I AM NOT ISABELLE ADJANI; no, I am not that svelte, raven-tressed French actress. Glancing at her, I realize that immediately. But as fate would have it, we're on facing chairs, wearing fluffy terry cloth robes, waiting for our next appointments. We are at France's first wine spa, Les Sources de Caudalíe, for treatments they call vinothérapie, which take advantage of the French paradox--red wine is good for your heart. Who wants to argue with that?
During my stay I undergo massages, wraps and baths; most use products made with grape seeds. I eat spa food, which normally frightens me. But Caudalíe promises a corollary to the French paradox: a spa menu with delicious ingredients, like chèvre and walnuts, can still be low in calories and fat. Moreover, I'm encouraged to drink red wine with my meals.
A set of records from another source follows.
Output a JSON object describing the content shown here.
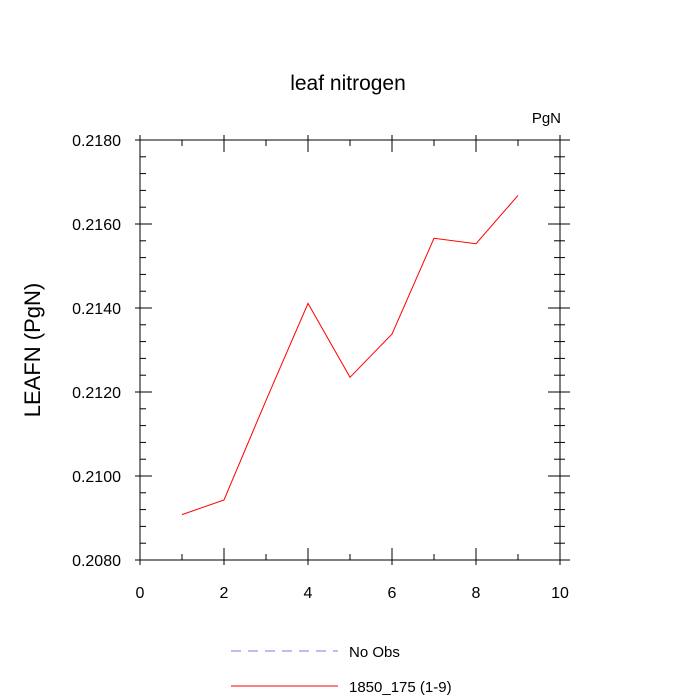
{
  "chart_data": {
    "type": "line",
    "title": "leaf nitrogen",
    "units_label": "PgN",
    "xlabel": "",
    "ylabel": "LEAFN  (PgN)",
    "xlim": [
      0,
      10
    ],
    "ylim": [
      0.208,
      0.218
    ],
    "x_ticks": [
      "0",
      "2",
      "4",
      "6",
      "8",
      "10"
    ],
    "y_ticks": [
      "0.2080",
      "0.2100",
      "0.2120",
      "0.2140",
      "0.2160",
      "0.2180"
    ],
    "grid": false,
    "legend_placement": "bottom-center",
    "series": [
      {
        "name": "No Obs",
        "style": "dashed",
        "color": "#7b7bdc",
        "x": [],
        "y": []
      },
      {
        "name": "1850_175 (1-9)",
        "style": "solid",
        "color": "#ff0000",
        "x": [
          1,
          2,
          3,
          4,
          5,
          6,
          7,
          8,
          9
        ],
        "y": [
          0.20908,
          0.20943,
          0.2118,
          0.21411,
          0.21235,
          0.21338,
          0.21566,
          0.21553,
          0.21668
        ]
      }
    ]
  }
}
Eating great food and drinking great wine is my idea of the perfect vacation. And Caudalíe's Bordeaux location, in the Graves vineyards of the newly resurgent Smith Haut Lafitte winery, enticed me there. When purchased in 1990 by Daniel and Florence Cathiard, the estimable estate, which can trace its pedigree to the Crusades, was run-down, and its wines, a grand cru red Pessac-Léognan and a white, were in decline. The new owners refocused on quality, not quantity, bringing in pickers to do the harvest by hand and otherwise improving winemaking methods. Today its wines are again in demand. The influential critic Robert M. Parker, Jr., is a fan; he calls Smith Haut Lafitte "one of Bordeaux's shining success stories."